13.       Les demandeurs disent qu’en 1940 ou aux environs de 1940, une ou des digues ont été construites sur des parties de la réserve routière dans le but de bloquer l’eau ou de l’empêcher de suivre son cours naturel et de s’écouler au Canada. Depuis 1940, la réserve routière a été continuellement augmentée et prolongée en tant que digue de sorte que la digue située sur la réserve routière s’étend vers l’ouest à partir d’un point à la frontière sud à Emerson jusqu’à Montcalm et Rhineland sur environ 30 milles, plus ou moins, à un point sur la frontière sud de Stanley.

14.       Les demandeurs disent que ladite réserve routière a été construite en tant que digue par les défendeurs municipaux ou avec leur connaissance et consentement, explicite ou implicite.

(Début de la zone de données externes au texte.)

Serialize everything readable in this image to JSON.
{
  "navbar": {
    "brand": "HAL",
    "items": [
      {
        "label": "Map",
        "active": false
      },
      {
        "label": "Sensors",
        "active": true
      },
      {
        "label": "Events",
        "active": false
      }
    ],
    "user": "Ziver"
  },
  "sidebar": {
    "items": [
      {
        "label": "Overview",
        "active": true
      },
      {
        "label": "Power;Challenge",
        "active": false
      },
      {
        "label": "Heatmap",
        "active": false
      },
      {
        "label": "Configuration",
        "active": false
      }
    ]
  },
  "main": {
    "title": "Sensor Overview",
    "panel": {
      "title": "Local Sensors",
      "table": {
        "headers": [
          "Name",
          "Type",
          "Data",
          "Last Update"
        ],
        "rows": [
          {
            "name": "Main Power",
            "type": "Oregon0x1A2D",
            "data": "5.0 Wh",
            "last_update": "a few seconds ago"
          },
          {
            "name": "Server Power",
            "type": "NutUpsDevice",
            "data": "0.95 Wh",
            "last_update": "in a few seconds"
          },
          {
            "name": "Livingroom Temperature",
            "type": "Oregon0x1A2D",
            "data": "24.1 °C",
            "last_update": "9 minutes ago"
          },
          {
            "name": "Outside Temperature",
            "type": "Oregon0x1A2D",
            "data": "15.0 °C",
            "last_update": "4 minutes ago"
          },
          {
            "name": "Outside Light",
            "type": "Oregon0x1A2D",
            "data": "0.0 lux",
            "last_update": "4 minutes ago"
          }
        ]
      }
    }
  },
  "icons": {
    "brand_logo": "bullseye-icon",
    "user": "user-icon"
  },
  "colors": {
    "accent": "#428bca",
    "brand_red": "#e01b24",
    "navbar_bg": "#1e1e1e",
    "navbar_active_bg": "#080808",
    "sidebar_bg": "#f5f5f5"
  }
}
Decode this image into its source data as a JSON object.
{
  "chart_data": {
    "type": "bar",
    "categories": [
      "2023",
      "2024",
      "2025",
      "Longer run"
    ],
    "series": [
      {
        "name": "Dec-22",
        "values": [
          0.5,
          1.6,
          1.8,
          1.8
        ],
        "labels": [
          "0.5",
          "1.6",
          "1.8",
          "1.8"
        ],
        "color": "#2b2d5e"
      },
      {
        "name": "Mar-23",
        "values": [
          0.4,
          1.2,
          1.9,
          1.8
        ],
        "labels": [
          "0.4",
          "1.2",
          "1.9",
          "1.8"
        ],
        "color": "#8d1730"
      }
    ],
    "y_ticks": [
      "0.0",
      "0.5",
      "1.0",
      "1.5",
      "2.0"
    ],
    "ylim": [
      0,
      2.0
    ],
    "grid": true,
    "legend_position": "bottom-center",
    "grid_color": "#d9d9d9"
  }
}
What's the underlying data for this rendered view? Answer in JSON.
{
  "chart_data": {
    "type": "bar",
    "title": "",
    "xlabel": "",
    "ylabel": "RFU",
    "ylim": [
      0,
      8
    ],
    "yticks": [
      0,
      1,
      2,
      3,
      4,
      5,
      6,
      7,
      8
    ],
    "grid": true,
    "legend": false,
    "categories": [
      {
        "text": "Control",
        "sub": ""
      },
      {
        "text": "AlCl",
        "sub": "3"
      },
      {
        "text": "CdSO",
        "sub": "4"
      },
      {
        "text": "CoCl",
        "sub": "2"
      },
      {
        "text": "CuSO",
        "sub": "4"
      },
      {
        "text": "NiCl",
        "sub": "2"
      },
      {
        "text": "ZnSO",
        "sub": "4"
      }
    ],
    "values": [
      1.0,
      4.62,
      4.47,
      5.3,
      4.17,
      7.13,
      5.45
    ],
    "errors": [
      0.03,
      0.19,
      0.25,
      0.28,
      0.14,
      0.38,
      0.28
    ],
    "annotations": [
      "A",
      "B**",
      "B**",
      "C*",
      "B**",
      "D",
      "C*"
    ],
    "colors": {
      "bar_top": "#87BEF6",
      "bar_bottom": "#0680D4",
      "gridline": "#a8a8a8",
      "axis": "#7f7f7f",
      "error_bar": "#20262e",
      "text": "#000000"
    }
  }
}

Subsidiairement, les demandeurs disent en outre que la construction de la digue, comme on le mentionne plus haut, a été faite dans un but unique et explicite de bloquer les voies navigables dont le cours naturel les amène au Canada, sachant que l’eau qui par ailleurs coulerait vers le Canada serait retournée aux États-Unis et, plus précisément, les terres situées dans les cantons de Pembina, Neche, Felson, St. Joseph, Walhalla, Joliette, Lincoln and Drayton et dans les villes de Pembina, Neche, Walhalla and Drayton, sachant de toute évidence que des dommages seraient occasionnés aux propriétaires et occupants des terres qui s’y trouvent, y compris les demandeurs, et aux biens immobiliers appartenant à ces derniers.

15.       Les demandeurs disent que la digue construite par les défendeurs municipaux, ou avec leur connaissance ou consentement, est illégale et contraire à la common law établie qui empêche un propriétaire foncier ou un occupant d’altérer l’écoulement de l’eau dans un cours naturel.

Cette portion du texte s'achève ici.